I planned my walk in Stanley Park purposefully, moving from one special tree and one flourishing grove to the next, while distancing myself from others, waving and smiling under my mask, and appreciating how much braver and bolder the birds are.
I looked closely at a cherry tree. Is it an ‘Akebono’, a daybreak cherry? Are the blossoms five-petalled? If yes, are the flower buds a deeper pink and the blossoms that grow in an umbel, fondly known as a pompom, paling to almost white? If yes, is the tree wide-spreading and flat topped, promising to become umbrella shaped? Yes. All these yeses make it sound like an ‘Akebono’, a hybrid cultivar whose white-petalled parent is Prunus yedoensis ‘Somei-yoshino’ (itself a hybrid).

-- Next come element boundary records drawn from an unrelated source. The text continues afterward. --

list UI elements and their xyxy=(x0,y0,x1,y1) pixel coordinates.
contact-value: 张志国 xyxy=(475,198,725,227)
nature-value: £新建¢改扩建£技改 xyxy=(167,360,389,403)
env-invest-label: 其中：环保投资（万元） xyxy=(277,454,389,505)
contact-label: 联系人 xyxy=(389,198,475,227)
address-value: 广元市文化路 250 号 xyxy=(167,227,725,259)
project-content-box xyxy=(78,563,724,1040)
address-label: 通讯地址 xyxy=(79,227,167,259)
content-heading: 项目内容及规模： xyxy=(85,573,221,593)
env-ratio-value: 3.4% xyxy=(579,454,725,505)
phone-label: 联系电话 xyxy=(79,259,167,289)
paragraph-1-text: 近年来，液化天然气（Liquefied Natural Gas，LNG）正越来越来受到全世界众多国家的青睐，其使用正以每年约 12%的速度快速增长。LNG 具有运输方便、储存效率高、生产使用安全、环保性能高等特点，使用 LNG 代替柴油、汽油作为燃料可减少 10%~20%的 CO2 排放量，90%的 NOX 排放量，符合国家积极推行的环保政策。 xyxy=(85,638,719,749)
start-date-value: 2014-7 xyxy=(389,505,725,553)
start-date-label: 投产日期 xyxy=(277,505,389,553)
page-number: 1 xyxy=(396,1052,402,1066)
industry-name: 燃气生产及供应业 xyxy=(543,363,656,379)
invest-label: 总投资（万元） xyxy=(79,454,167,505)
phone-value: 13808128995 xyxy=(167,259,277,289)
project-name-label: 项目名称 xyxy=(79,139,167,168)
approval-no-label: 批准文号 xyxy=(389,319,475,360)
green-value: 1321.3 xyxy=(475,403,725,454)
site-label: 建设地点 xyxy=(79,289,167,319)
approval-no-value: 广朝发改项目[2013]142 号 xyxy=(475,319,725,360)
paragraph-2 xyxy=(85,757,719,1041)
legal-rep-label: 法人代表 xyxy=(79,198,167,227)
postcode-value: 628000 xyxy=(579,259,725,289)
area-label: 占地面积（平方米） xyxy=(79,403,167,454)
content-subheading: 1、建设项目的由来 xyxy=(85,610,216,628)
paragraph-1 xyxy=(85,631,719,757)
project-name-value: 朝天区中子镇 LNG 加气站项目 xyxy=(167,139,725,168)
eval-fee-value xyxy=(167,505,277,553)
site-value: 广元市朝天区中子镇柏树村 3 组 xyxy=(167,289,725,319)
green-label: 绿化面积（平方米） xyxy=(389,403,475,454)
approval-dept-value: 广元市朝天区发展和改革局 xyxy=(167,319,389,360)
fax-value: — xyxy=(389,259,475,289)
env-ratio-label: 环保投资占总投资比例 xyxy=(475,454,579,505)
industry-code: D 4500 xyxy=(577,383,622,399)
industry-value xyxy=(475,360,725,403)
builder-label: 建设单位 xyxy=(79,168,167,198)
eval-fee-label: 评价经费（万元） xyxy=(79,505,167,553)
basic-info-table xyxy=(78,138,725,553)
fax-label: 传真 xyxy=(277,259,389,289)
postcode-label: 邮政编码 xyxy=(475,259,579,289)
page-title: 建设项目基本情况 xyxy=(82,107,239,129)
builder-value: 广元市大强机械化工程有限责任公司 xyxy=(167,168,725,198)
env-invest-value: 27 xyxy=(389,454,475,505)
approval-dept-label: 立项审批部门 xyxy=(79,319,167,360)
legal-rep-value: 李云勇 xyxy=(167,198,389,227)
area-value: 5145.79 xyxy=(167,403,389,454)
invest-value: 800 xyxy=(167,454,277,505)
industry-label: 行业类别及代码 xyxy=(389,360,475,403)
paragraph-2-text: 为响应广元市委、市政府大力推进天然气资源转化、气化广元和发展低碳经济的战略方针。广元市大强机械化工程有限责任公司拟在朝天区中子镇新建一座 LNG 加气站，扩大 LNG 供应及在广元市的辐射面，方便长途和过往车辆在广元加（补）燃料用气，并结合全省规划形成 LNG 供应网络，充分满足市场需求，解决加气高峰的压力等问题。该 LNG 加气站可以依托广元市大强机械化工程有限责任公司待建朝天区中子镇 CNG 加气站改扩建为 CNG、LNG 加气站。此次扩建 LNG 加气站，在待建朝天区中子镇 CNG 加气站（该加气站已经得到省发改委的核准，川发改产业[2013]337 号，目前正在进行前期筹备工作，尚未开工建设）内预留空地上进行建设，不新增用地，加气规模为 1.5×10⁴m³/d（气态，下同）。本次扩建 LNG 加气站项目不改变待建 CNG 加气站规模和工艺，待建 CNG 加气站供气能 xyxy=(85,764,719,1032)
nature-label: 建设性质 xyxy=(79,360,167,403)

Douglas Justice, one of Vancouver’s cherry experts, calls ‘Akebono’ rainproof, which is fortunate because Vancouver gets lots of spring rain. And a couple of short-lasting showers fell as I went from grove to grove in Stanley Park today. The Shakespeare Garden grove, west of the Rose Garden, is not yet in its full glory.
I was particularly excited to find three cherry trees so old they must have been planted by Alleyne Cook, the master gardener and landscape designer who planted all the cherry trees, magnolias, camellias, and a host of other ornamental and native trees along with the rhododendrons and azaleas in Stanley Park’s Ted and Mary Greig Rhododendron Garden.
Prunus ‘Accolade’ cultivar is a spring cherry hybrid cross between P. sargentii and P. subhirtella. This old specimen seems taller than the typical ‘Accolade’.
The last cultivar I photographed in this walk is a ‘Snow Goose’—a row of young ones that need a few more years to grab our attention, though a close up of blossoms shows a promise of white beauty.
I checked the grove of ‘Akebono’ in the Shakespeare Garden at Stanley Park, but they will need another week of sunshine and lengthening days before reaching their full beauty.